On Tuesday, March 2, U.S. Customs and Border Protection (CBP) Agriculture Specialists in Memphis, TN were inspecting a shipment from Tanzania en route to Oregon when they found live insects. The one-piece shipment, which was an old cardboard light bulb box, was manifested as “dried loofah.”
The box contained three dried loofahs along with wood chunks infested with two species of live insects. An entomologist identified them as Mantodea (a form of praying mantis) and a Torymidae (a form of wasp). Mantids are normally predatory, and the wasps found are frequently a parasitoid, meaning they lay larvae on other insects which eventually kill the host. Other times they are plant-eating, usurping the big knots on trees formed by other insects. The wasps are also known to exploit Atlantic white cedar seed, and could potentially be dangerous to cedar trees if introduced into the Oregonian environment. Both species of insects could spread previously unknown diseases to plants and kill native insects.

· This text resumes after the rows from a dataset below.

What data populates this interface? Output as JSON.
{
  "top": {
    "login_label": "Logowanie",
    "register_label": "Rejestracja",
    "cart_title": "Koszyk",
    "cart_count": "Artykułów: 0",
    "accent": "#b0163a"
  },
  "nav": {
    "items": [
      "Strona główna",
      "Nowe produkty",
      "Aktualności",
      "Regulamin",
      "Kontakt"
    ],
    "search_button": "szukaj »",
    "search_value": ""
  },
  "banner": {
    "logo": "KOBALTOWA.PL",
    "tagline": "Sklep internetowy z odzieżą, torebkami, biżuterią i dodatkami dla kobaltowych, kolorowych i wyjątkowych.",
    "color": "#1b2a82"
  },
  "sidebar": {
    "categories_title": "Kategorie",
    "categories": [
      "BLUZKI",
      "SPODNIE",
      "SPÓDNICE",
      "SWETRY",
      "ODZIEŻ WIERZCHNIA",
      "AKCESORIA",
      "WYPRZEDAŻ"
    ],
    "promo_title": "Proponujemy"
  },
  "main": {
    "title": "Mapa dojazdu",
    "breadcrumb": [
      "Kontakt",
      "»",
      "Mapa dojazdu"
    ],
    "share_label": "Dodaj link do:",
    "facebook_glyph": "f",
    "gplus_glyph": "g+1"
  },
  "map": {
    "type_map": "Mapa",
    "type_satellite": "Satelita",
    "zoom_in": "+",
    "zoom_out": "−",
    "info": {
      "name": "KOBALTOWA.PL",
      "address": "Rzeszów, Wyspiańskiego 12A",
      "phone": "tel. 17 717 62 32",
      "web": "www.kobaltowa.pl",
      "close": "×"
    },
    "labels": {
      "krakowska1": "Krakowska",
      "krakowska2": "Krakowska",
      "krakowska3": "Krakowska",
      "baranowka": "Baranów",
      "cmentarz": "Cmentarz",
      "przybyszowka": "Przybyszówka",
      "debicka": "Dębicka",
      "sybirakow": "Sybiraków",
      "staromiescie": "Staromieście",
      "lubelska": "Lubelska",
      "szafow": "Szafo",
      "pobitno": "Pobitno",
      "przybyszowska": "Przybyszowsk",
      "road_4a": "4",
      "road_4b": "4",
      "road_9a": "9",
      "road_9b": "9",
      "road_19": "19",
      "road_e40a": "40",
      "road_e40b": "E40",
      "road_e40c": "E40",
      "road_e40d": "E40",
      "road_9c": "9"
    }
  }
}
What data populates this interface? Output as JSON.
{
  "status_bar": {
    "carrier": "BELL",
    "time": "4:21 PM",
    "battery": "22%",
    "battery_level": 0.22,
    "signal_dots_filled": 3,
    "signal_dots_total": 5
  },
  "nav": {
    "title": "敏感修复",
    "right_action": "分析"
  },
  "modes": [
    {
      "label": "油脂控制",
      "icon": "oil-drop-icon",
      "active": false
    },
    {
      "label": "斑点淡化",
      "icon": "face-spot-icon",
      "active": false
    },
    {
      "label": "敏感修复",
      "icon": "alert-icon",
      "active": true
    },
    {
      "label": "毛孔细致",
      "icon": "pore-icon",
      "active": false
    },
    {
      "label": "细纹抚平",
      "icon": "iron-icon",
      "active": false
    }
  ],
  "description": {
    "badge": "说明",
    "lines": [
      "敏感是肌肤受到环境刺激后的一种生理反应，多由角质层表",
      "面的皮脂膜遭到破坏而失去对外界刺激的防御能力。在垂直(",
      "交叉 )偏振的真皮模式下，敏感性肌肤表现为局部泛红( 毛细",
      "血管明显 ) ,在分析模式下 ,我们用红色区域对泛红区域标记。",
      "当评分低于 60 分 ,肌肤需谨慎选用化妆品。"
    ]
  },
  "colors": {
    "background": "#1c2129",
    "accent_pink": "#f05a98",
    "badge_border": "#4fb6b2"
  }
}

“If this wasp was to go at large in the timber industry in Oregon, that could be dangerous,” said Agriculture Specialist Supervisor Nancy King.
The live insects were not declared, were not accompanied by a USDA Import Permit and not addressed to a Plant Inspection Station. The intended recipient also did not have a USDA permit to import them. An agriculture specialist destroyed the infested material via steam sterilization.
Recent shipments from Tanzania have revealed prohibited insects, plants and animal products. The motivation for ordering the dangerous insects from Tanzania is unclear.
On a typical day in Fiscal Year 2019 CBP agriculture specialists prevented 314 pests from entering the U.S. through ports across the country, and confiscated 4,695 materials for quarantine, including plants or plant products, meats, animal byproducts, and soil.